State of Australia’s Skills 2021: now and into the future
SERA data to date for 2020-21, up to April, show that employers are having a similar level of success filling their vacancies for skilled occupations as they did in 2019-20. Employers reported that the most common reason vacancies were unfilled was due to the lack of suitable applicants, often due to a lack of experience or relevant qualification. Employers advertising for professional occupations generally recruited with greater ease than those recruiting for technician and trade occupations. Those recruiting in regional areas also had more difficulty recruiting compared with employers in capital cities.
The NSC’s Survey of Employers who have Recently Advertised (SERA) captures employers’ views through a dedicated survey that asks a range of questions about their recruitment experience for an advertised vacancy, collecting both quantitative and qualitative data. The SERA is designed to assess occupational shortages and provides a direct measure of employer recruitment experiences. From June 2021 the SERA survey coverage was expanded from 80 occupations to around 250 occupations annually. Occupations selected for the SERA are typically skilled occupations which generally require at least three years of post-school education or training.
Examples of the quantitative data collected include the proportion of vacancies filled and the number of applicants, qualified applicants and suitable applicants.
Qualitative questions are asked, to identify key labour market issues, and include questions relating to reasons why vacancies are not filled, why applicants are considered unsuitable, and the impact of recruitment challenges on employers.
In 2020-21 to date (using data to April 2021), around 5,000 employers (representing almost 7,500 advertised vacancies) have been surveyed through the SERA, covering 80 skilled occupations.

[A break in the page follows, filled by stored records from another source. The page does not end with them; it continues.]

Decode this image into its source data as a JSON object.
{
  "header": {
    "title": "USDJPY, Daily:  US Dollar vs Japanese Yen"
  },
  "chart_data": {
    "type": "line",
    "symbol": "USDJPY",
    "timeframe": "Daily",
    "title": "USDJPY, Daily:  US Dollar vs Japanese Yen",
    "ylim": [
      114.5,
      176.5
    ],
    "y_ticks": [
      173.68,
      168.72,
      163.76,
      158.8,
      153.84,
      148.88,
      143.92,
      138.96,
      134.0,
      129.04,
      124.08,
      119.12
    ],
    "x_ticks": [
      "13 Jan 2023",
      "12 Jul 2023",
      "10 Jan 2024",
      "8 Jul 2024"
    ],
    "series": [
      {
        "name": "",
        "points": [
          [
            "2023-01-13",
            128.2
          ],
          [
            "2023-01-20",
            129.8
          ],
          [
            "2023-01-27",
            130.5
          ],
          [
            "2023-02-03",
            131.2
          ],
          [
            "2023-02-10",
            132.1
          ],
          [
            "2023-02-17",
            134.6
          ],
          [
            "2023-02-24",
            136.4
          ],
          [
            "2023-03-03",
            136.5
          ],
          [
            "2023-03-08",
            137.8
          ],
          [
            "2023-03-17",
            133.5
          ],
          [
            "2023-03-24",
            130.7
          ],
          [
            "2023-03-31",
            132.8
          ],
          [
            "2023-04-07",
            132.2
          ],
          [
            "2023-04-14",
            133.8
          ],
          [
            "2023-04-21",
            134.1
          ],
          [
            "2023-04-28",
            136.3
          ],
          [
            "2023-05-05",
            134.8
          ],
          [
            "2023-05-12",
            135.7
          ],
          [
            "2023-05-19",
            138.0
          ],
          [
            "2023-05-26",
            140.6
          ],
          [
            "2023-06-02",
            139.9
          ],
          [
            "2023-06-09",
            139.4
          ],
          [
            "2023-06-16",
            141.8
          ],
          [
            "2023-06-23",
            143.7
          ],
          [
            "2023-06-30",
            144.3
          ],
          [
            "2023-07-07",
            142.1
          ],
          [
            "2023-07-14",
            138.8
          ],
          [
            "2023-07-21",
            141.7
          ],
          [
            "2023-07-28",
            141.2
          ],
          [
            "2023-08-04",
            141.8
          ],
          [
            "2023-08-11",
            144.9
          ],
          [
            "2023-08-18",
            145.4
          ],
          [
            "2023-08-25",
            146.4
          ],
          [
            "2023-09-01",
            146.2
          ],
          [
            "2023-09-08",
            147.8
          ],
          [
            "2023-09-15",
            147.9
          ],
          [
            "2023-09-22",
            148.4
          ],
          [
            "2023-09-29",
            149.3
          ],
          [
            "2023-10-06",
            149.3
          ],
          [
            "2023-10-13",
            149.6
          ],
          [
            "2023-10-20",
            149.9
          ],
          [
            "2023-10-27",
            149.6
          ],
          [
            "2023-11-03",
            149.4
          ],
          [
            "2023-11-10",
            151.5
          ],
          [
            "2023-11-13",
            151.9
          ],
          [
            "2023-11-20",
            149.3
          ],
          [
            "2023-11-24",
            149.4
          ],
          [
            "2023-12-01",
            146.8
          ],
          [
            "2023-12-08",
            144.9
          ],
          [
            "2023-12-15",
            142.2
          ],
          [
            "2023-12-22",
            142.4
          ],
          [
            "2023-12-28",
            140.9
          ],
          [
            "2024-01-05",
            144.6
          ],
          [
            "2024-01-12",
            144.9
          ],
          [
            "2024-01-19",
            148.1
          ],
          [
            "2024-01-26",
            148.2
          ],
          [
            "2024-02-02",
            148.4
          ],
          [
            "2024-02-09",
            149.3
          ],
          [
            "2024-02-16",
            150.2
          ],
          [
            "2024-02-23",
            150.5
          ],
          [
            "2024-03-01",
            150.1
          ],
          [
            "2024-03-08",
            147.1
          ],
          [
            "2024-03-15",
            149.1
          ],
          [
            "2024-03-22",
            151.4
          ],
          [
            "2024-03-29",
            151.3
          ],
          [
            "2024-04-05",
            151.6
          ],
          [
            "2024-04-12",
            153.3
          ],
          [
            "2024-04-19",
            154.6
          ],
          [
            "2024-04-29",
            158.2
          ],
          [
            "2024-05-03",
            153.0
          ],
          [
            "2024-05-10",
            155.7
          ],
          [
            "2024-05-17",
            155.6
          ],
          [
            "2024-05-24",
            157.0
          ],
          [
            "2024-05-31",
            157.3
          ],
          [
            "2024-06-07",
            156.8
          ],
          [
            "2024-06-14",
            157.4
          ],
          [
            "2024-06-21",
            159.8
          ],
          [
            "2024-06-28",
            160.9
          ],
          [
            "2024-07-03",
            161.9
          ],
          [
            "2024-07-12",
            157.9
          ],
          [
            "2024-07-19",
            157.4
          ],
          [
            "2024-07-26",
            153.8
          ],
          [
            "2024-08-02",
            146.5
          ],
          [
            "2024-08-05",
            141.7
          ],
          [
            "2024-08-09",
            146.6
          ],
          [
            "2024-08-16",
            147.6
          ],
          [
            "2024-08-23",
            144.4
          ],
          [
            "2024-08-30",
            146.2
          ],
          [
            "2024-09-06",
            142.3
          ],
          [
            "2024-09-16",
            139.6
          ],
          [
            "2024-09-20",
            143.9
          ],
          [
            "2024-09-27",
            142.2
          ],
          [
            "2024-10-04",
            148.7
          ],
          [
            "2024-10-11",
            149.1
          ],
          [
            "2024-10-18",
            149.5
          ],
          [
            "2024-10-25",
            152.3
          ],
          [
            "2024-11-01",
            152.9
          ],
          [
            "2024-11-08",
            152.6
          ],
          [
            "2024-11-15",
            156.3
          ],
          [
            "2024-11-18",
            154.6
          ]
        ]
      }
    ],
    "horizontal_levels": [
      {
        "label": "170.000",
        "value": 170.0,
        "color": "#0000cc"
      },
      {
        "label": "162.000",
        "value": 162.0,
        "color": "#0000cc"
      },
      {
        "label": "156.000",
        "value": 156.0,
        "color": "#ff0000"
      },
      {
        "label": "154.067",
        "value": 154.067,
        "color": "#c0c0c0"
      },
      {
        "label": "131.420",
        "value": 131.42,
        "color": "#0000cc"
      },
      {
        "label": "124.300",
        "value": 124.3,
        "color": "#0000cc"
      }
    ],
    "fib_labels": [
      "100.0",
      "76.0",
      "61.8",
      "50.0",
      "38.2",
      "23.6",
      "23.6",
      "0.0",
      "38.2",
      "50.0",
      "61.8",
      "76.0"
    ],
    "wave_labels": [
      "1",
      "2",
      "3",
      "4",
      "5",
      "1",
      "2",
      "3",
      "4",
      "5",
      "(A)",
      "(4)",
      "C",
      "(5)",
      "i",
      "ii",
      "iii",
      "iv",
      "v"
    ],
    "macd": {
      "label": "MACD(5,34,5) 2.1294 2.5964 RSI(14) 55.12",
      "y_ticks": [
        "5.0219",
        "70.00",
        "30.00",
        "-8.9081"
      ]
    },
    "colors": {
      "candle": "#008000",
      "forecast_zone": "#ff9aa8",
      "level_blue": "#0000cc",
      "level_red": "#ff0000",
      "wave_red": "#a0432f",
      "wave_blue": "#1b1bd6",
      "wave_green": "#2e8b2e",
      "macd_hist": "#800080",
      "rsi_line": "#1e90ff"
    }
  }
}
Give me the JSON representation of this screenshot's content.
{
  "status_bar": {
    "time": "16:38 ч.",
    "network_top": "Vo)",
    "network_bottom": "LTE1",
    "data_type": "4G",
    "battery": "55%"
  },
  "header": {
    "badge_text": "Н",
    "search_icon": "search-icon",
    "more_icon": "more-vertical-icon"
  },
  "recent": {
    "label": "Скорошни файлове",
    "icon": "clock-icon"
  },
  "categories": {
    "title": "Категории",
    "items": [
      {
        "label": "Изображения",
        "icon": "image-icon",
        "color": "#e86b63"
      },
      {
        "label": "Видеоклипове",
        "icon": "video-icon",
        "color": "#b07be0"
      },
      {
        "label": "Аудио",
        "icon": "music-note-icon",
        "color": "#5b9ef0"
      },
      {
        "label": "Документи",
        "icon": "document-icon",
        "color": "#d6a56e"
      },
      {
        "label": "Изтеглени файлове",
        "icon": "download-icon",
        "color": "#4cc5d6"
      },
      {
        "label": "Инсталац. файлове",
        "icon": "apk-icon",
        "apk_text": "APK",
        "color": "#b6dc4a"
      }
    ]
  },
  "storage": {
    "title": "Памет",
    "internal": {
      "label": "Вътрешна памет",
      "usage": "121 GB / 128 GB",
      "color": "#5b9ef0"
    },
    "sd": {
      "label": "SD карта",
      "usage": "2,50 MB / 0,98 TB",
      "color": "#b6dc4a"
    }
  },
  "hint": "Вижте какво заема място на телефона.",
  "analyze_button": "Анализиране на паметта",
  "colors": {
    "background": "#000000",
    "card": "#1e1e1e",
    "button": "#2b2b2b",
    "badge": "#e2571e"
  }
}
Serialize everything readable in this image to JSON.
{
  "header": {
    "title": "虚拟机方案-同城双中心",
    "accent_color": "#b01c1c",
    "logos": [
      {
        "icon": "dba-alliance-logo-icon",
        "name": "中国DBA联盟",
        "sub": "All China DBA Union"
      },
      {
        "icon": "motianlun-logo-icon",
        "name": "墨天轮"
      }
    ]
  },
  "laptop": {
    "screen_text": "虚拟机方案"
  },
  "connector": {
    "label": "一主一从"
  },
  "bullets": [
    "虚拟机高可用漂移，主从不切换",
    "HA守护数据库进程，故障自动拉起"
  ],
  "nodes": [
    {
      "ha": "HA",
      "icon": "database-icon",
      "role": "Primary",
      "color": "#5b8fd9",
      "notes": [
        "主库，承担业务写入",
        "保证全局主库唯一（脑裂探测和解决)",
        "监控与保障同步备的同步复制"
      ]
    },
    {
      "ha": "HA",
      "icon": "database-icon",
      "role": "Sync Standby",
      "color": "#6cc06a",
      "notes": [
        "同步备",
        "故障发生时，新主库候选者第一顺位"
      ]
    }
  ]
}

SERA data from 2020-21 show that 61% of vacancies were filled, up slightly from 60% in 2019-20. (Note that the SERA was paused due to the COVID-19 pandemic from April 2020 to July 2020.) There was an average of 12.8 applicants per vacancy, of whom 2.9 were considered by employers to be suitable (compared with 14.1 and 2.5 respectively in 2019-20).
Vacancies most commonly remained unfilled because the employer did not receive any applicants they considered to be suitable. Applicants were most commonly regarded as unsuitable because they lacked the required experience or qualification. Other regularly cited reasons included ‘poor application/interview or work history’, and ‘inadequate technical skills’.
The reasons why vacancies were unfilled are complex. Employers usually have very specific skills and experience requirements and, although they often attract qualified applicants, can be unwilling or unable to compromise those requirements. More than half of all qualified applicants were regarded as unsuitable. In addition, for some vacancies where employers attracted suitable candidates, vacancies were not filled for a range of reasons, most commonly because the suitable applicant accepted work elsewhere, or there was a lack of agreement on the terms and conditions of employment. Employers advertising for professional occupations generally recruited with greater ease than those recruiting for technician and trade occupations. Of professional vacancies, 69% were filled, compared with 54% of technician and trade vacancies. Professional vacancies generally attracted more candidates, with an average of 15.3 applicants per vacancy, of whom 3.6 were suitable (compared with 10.7 and 2.3, respectively for technicians and trades).
Regional employers generally had more difficulty recruiting, filling 57% of their vacancies, compared with 63% in capital cities.